A research project I was involved in a few years ago (the Mayo Energy Audit) found that Co Mayo could meet over one third of its total heating requirements from wood produced in sustainably managed deciduous woodland, in combination with a smaller area of coniferous plantation.
The most viable method of production was identified as medium-term rotation coppicing, whereby relatively slow-growing deciduous trees are coppiced on an 8-20 year cycle. Under a coppicing system, trees are cut to near ground level when they reach a useful size and then are allowed to grow back before being cut again at the end of the next cycle. Well-managed coppiced woodland can be maintained for many centuries without there ever being a need to replant. The only problem is, most of this woodland has yet to be planted!
A number of native and non-native species of deciduous trees are suitable for coppicing. These include ash, sycamore, alder, sweet chestnut, hazel and oak. Oak is a slow-growing tree so an oak coppice cut now will not be ready for its next cut until the children of the people doing the cutting reach adulthood! Generally, coppicing species do best on drier land, and will often thrive in rocky terrain where little else will grow.

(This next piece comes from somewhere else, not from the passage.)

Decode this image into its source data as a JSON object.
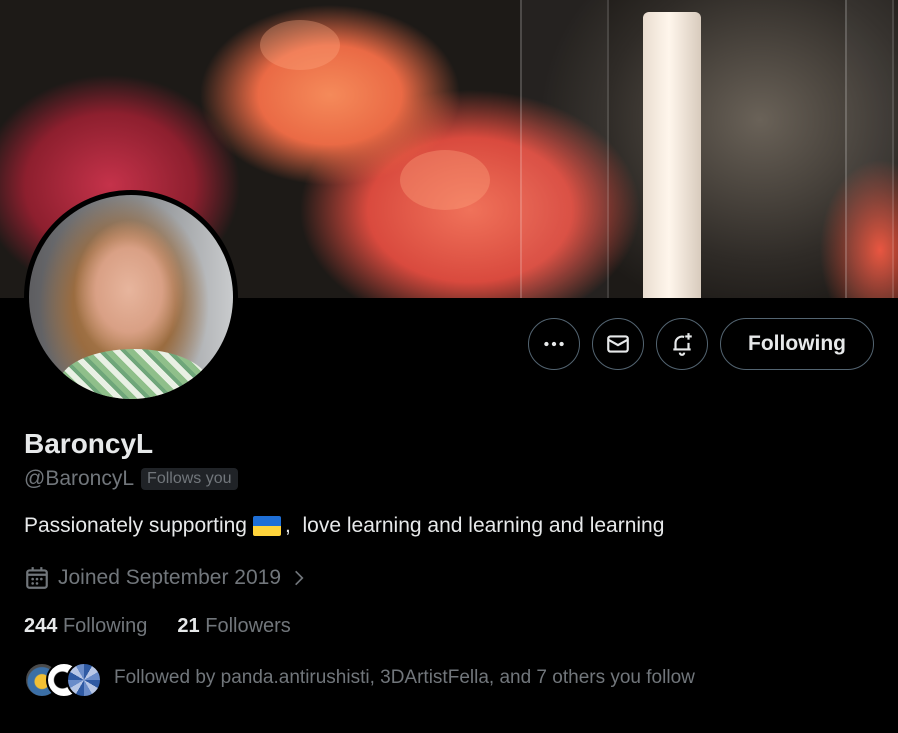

What is not a good choice for coppicing is hybrid (biomass) willow, as it is very fussy in terms of suitable soils, demands heavy doses of artificial fertilisers in order to maintain yields, and requires specialist harvesting machinery. The only type of willow worth planting is the native grey or bog willow, on waterlogged ground where nothing else will grow.
Whatever the varieties of trees used, the wood harvested needs two to three years to dry properly so it pays to have good storage facilities where cut wood can be stockpiled. Anyone who cuts turf will be familiar with this concept of always cutting a few years ahead. Like turf, wood will dry outside moderately well if stacked properly. It is only necessary to move it into a shed after the first year of drying, by which time the moisture content should be down to 25-30 percent. Well-dried wood has a moisture content of around 16-18 percent.

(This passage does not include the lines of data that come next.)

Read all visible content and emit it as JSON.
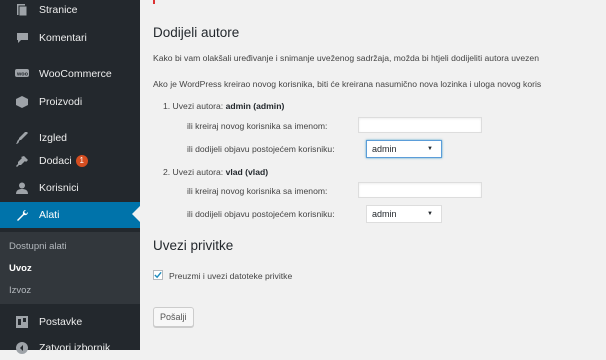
{
  "sidebar": {
    "items": [
      {
        "label": "Stranice",
        "icon": "pages-icon"
      },
      {
        "label": "Komentari",
        "icon": "comments-icon"
      },
      {
        "label": "WooCommerce",
        "icon": "woocommerce-icon"
      },
      {
        "label": "Proizvodi",
        "icon": "products-icon"
      },
      {
        "label": "Izgled",
        "icon": "appearance-icon"
      },
      {
        "label": "Dodaci",
        "icon": "plugins-icon",
        "badge": "1"
      },
      {
        "label": "Korisnici",
        "icon": "users-icon"
      },
      {
        "label": "Alati",
        "icon": "tools-icon"
      }
    ],
    "submenu": [
      "Dostupni alati",
      "Uvoz",
      "Izvoz"
    ],
    "bottom": [
      {
        "label": "Postavke",
        "icon": "settings-icon"
      },
      {
        "label": "Zatvori izbornik",
        "icon": "collapse-icon"
      }
    ]
  },
  "main": {
    "heading": "Dodijeli autore",
    "para1": "Kako bi vam olakšali uređivanje i snimanje uveženog sadržaja, možda bi htjeli dodijeliti autora uvezen",
    "para2": "Ako je WordPress kreirao novog korisnika, biti će kreirana nasumično nova lozinka i uloga novog koris",
    "authors": [
      {
        "prefix": "1. Uvezi autora: ",
        "name": "admin (admin)",
        "create_label": "ili kreiraj novog korisnika sa imenom:",
        "assign_label": "ili dodijeli objavu postojećem korisniku:",
        "selected": "admin"
      },
      {
        "prefix": "2. Uvezi autora: ",
        "name": "vlad (vlad)",
        "create_label": "ili kreiraj novog korisnika sa imenom:",
        "assign_label": "ili dodijeli objavu postojećem korisniku:",
        "selected": "admin"
      }
    ],
    "attachments_heading": "Uvezi privitke",
    "attachments_checkbox": "Preuzmi i uvezi datoteke privitke",
    "attachments_checked": true,
    "submit": "Pošalji"
  },
  "colors": {
    "sidebar_bg": "#23282d",
    "active": "#0073aa",
    "badge": "#d54e21",
    "check": "#1e8cbe"
  }
}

Although there is a widespread belief that burning wet fuel somehow saves fuel (because it burns more slowly) the reality is that wet fuel cannot begin to burn efficiently until all the moisture has been boiled off. The result of this inefficient combustion is much lower heat output, and production of carbon monoxide combined with and lots of corrosive tarry residues that clog up flues and increase the risk of chimney fires. So if you’re going to burn wood (or turf) burn it dry.
When it comes to burning wood, the choice is between purpose-designed wood stoves and multi-fuel stoves. The former generally are unsuited to burning anything else except wood, but are generally designed for maximum efficiency. Multi-fuel stoves are a very mixed bag - many are designed for burning coal or turf briquettes and have the wrong type of firebox for efficient combustion of wood. Wood requires a tall firebox that provides room for secondary combustion to take place. The three-sided wrap-around boilers often found in multi-fuel stoves are a particularly unsuited for burning wood, as they excessively lower combustion temperatures. Either find a stove with a boiler located only at the rear, or forget the boiler option completely.
The final word is on open fires - they’re a disaster!